Arendt offers two points that are salient to our thinking about guns: for one, they insert a hierarchy of some kind, but fundamental nonetheless, and thereby undermine equality. But furthermore, guns pose a monumental challenge to freedom, and particular, the liberty that is the hallmark of any democracy worthy of the name — that is, freedom of speech. Guns do communicate, after all, but in a way that is contrary to free speech aspirations: for, guns chasten speech.
I’ll admit that I don’t fully understand parts of this argument. First, yes, “violence is mute.” Arendt does insist that violence cannot create conditions of political power. Power, on the contrary, has its roots in speech and action, by which Arendt means that any political regime lives upon the continuing support of its people, something that only persists amidst freedom. Political support does not issue from the barrel of a gun.
DeBrabander’s last point that guns chasten speech is also suspect. Revolutionaries have long found guns helpful, not only because they can kill, but because they command attention. When weaker elements of society have been overlooked or overheard, they have traditionally found weapons and guns a useful megaphone. There are of course other megaphones like civil disobedience. I may prefer the latter to the former. But that doesn’t erase the fact that guns can equalize an unequal political playing field and can, and often are, symbolically important. Political support may not issue from the barrel of a gun, but attention for one’s platform might very well.

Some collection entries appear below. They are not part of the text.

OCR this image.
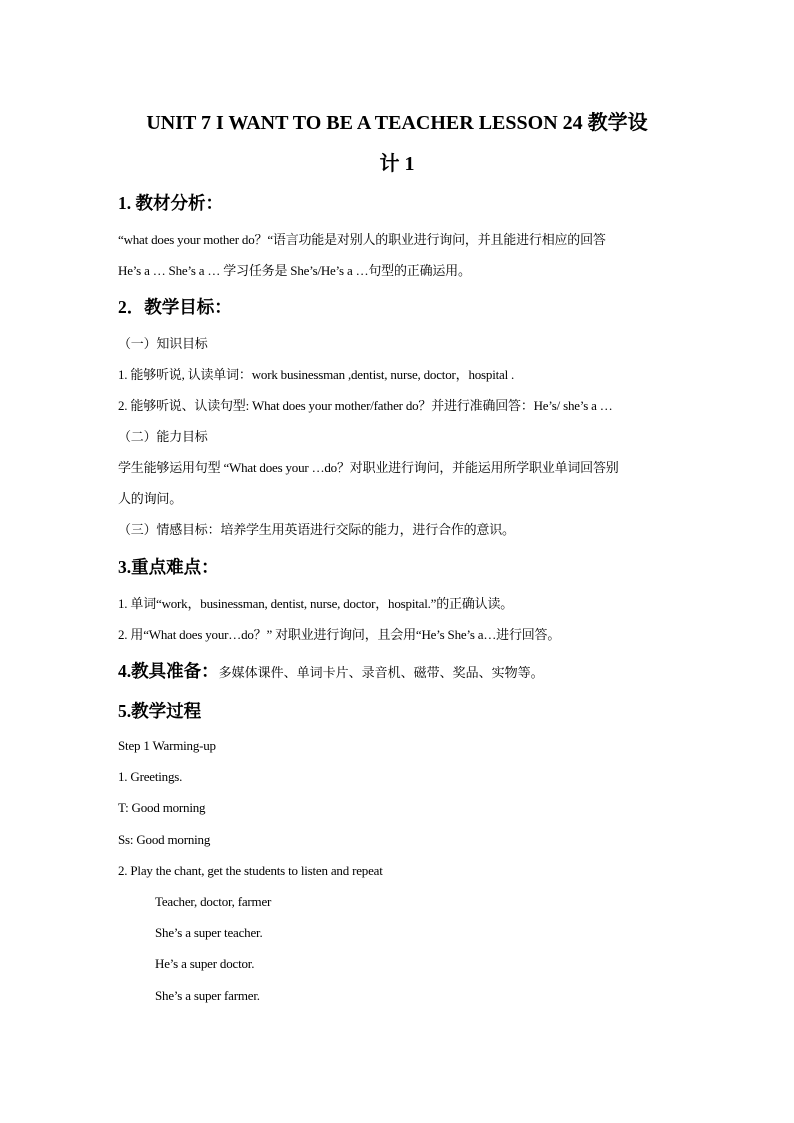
UNIT 7 I WANT TO BE A TEACHER LESSON 24 教学设
计 1
1. 教材分析：
“what does your mother do？“语言功能是对别人的职业进行询问，并且能进行相应的回答
He’s a … She’s a … 学习任务是 She’s/He’s a …句型的正确运用。
2．教学目标：
（一）知识目标
1. 能够听说, 认读单词：work businessman ,dentist, nurse, doctor，hospital .
2. 能够听说、认读句型: What does your mother/father do？并进行准确回答：He’s/ she’s a …
（二）能力目标
学生能够运用句型 “What does your …do？对职业进行询问，并能运用所学职业单词回答别
人的询问。
（三）情感目标：培养学生用英语进行交际的能力，进行合作的意识。
3.重点难点：
1. 单词“work，businessman, dentist, nurse, doctor，hospital.”的正确认读。
2. 用“What does your…do？” 对职业进行询问，且会用“He’s She’s a…进行回答。
4.教具准备：多媒体课件、单词卡片、录音机、磁带、奖品、实物等。
5.教学过程
Step 1 Warming-up
1. Greetings.
T: Good morning
Ss: Good morning
2. Play the chant, get the students to listen and repeat
Teacher, doctor, farmer
She’s a super teacher.
He’s a super doctor.
She’s a super farmer.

But what does any of this have to do with gun violence like what happened in Newtown last week? The muteness of violence in politics that DeBrabander highlights does not mean that Arendt thinks it possible or right to exclude all violence from society. Contra DeBrabander, violence can be associated with freedom. The human fabrication of the natural world—man’s freedom to act into and build upon nature—is a kind of violence. And violence is, at bottom, an often justified and positive human emotional response to injustice. As Arendt writes in just one instance:
In private as well as public life there are situations in which the very swiftness of a violent act may be the only appropriate remedy. The point is not that this will permit us to let off steam—which indeed can be equally well done by pounding the table or by finding another substitute. The point is that under certain circumstances violence, which is to act without argument or speech and without reckoning with consequences, is the only possibility of setting the scales of justice right again. (Billy Budd striking dead the man who bore false witness against him is the classic example.) In this sense, rage and the violence that sometimes, not always, goes with it belong among the “natural” human emotions, and to cure man of them would mean nothing less than to dehumanize or emasculate him.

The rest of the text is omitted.